№3, 1971/Мастерство писателя

Воскрешая историю

1

то такое художественно-исторический жанр? Неужели и тут надо начинать с определения? Определять очевидное само собой?

Исторический жанр? Повести, романы, художественные произведения не о сегодняшнем дне, не о современности, но о былом, о том, что минуло, об истории…

Только – так ли просто? «Евгений Онегин» и «Анна Каренина» написаны вовсе не о нашем сегодня, далеко нет; о прошлом, давнем и очень давнем. Но как не были они в момент появления, так и потом не стали произведениями художественно-историческими.
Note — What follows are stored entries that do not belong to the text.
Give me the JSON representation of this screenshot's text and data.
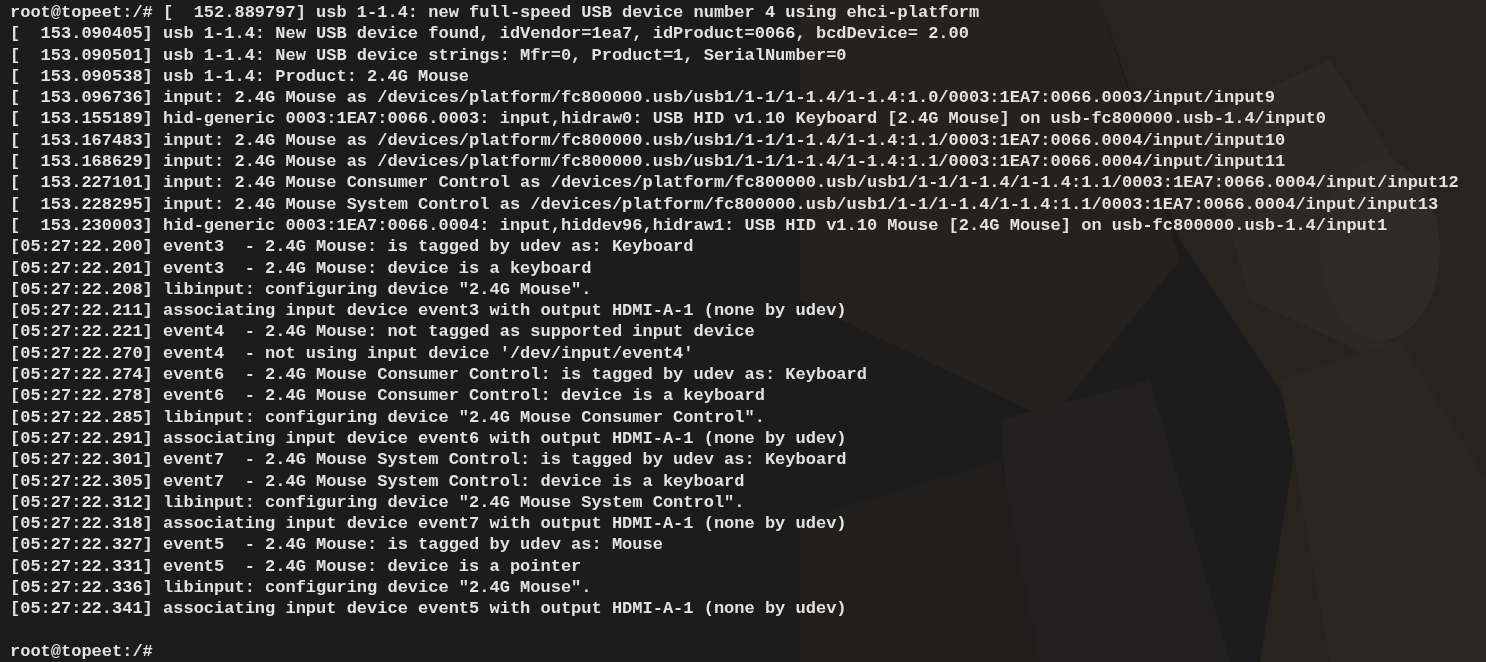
{
  "terminal": {
    "lines": [
      "root@topeet:/# [  152.889797] usb 1-1.4: new full-speed USB device number 4 using ehci-platform",
      "[  153.090405] usb 1-1.4: New USB device found, idVendor=1ea7, idProduct=0066, bcdDevice= 2.00",
      "[  153.090501] usb 1-1.4: New USB device strings: Mfr=0, Product=1, SerialNumber=0",
      "[  153.090538] usb 1-1.4: Product: 2.4G Mouse",
      "[  153.096736] input: 2.4G Mouse as /devices/platform/fc800000.usb/usb1/1-1/1-1.4/1-1.4:1.0/0003:1EA7:0066.0003/input/input9",
      "[  153.155189] hid-generic 0003:1EA7:0066.0003: input,hidraw0: USB HID v1.10 Keyboard [2.4G Mouse] on usb-fc800000.usb-1.4/input0",
      "[  153.167483] input: 2.4G Mouse as /devices/platform/fc800000.usb/usb1/1-1/1-1.4/1-1.4:1.1/0003:1EA7:0066.0004/input/input10",
      "[  153.168629] input: 2.4G Mouse as /devices/platform/fc800000.usb/usb1/1-1/1-1.4/1-1.4:1.1/0003:1EA7:0066.0004/input/input11",
      "[  153.227101] input: 2.4G Mouse Consumer Control as /devices/platform/fc800000.usb/usb1/1-1/1-1.4/1-1.4:1.1/0003:1EA7:0066.0004/input/input12",
      "[  153.228295] input: 2.4G Mouse System Control as /devices/platform/fc800000.usb/usb1/1-1/1-1.4/1-1.4:1.1/0003:1EA7:0066.0004/input/input13",
      "[  153.230003] hid-generic 0003:1EA7:0066.0004: input,hiddev96,hidraw1: USB HID v1.10 Mouse [2.4G Mouse] on usb-fc800000.usb-1.4/input1",
      "[05:27:22.200] event3  - 2.4G Mouse: is tagged by udev as: Keyboard",
      "[05:27:22.201] event3  - 2.4G Mouse: device is a keyboard",
      "[05:27:22.208] libinput: configuring device \"2.4G Mouse\".",
      "[05:27:22.211] associating input device event3 with output HDMI-A-1 (none by udev)",
      "[05:27:22.221] event4  - 2.4G Mouse: not tagged as supported input device",
      "[05:27:22.270] event4  - not using input device '/dev/input/event4'",
      "[05:27:22.274] event6  - 2.4G Mouse Consumer Control: is tagged by udev as: Keyboard",
      "[05:27:22.278] event6  - 2.4G Mouse Consumer Control: device is a keyboard",
      "[05:27:22.285] libinput: configuring device \"2.4G Mouse Consumer Control\".",
      "[05:27:22.291] associating input device event6 with output HDMI-A-1 (none by udev)",
      "[05:27:22.301] event7  - 2.4G Mouse System Control: is tagged by udev as: Keyboard",
      "[05:27:22.305] event7  - 2.4G Mouse System Control: device is a keyboard",
      "[05:27:22.312] libinput: configuring device \"2.4G Mouse System Control\".",
      "[05:27:22.318] associating input device event7 with output HDMI-A-1 (none by udev)",
      "[05:27:22.327] event5  - 2.4G Mouse: is tagged by udev as: Mouse",
      "[05:27:22.331] event5  - 2.4G Mouse: device is a pointer",
      "[05:27:22.336] libinput: configuring device \"2.4G Mouse\".",
      "[05:27:22.341] associating input device event5 with output HDMI-A-1 (none by udev)"
    ],
    "prompt": "root@topeet:/#"
  }
}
А вот, например, «Капитанская дочка», настоящий исторический роман, повествует о временах, отдаленных от пушкинских (от времени написания) всего на какие-нибудь шестьдесят лет; в «Онегине» же встает перед нами почти полуторавековая старина…

Значит, не хронологические, но особые жанровые признаки отличают художественно-историческое произведение. Зависят они прежде всего от авторской установки – писать о давно и завершенно для него минувшем (хотя, возможно, и случившемся на ранней его памяти), о так или иначе завершившем, для его сознания, свой круг.
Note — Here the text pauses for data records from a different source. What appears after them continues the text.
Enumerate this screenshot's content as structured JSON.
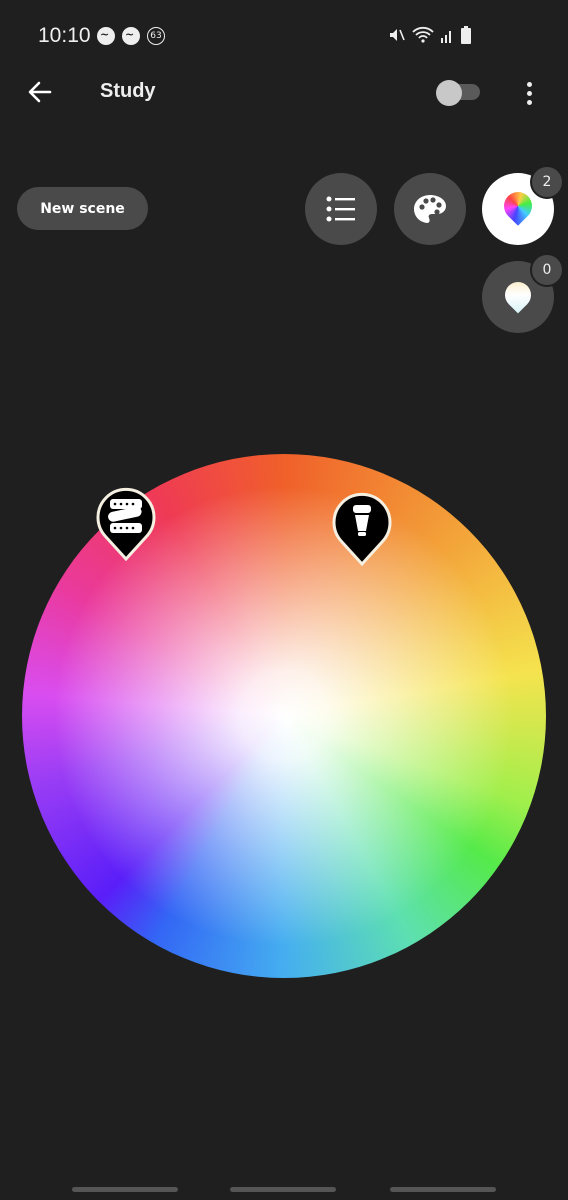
{
  "status_bar": {
    "time": "10:10",
    "notification_count": "63",
    "icons": [
      "messenger-icon",
      "messenger-icon",
      "mute-icon",
      "wifi-icon",
      "signal-icon",
      "battery-icon"
    ]
  },
  "app_bar": {
    "title": "Study",
    "back_icon": "arrow-left-icon",
    "toggle_on": false,
    "more_icon": "more-vert-icon"
  },
  "actions": {
    "new_scene_label": "New scene",
    "buttons": [
      {
        "name": "list-view",
        "icon": "list-icon"
      },
      {
        "name": "scene-palette",
        "icon": "palette-icon"
      },
      {
        "name": "color-picker",
        "icon": "color-drop-icon",
        "badge": "2",
        "selected": true
      },
      {
        "name": "white-picker",
        "icon": "white-drop-icon",
        "badge": "0",
        "selected": false
      }
    ]
  },
  "color_wheel": {
    "lights": [
      {
        "name": "lightstrip",
        "icon": "lightstrip-icon"
      },
      {
        "name": "bulb",
        "icon": "bulb-icon"
      }
    ]
  }
}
И он знает, обязан знать, какой круг.

Но ты, художник, твердо веруй

В начала и концы…

 

Я хочу оказать – он должен ясно сознавать, исходить из того, что взялся изображать совершившуюся историю.

 

2

«Правда, суровая правда» – эти слова Стендаль поставил эпиграфом к «Красному и черному». Искусство – не игра. Оно нечто гораздо более значительное, чем игра. Оно должно помогать разобраться в самом главном для нас – жизни, нашей и вокруг нас.

Как же писатель, сутью своего дела связанный с правдой жизни, с тем, что есть, – как он приходит к исторической теме, то есть к стремлению изобразить то, чего больше нет?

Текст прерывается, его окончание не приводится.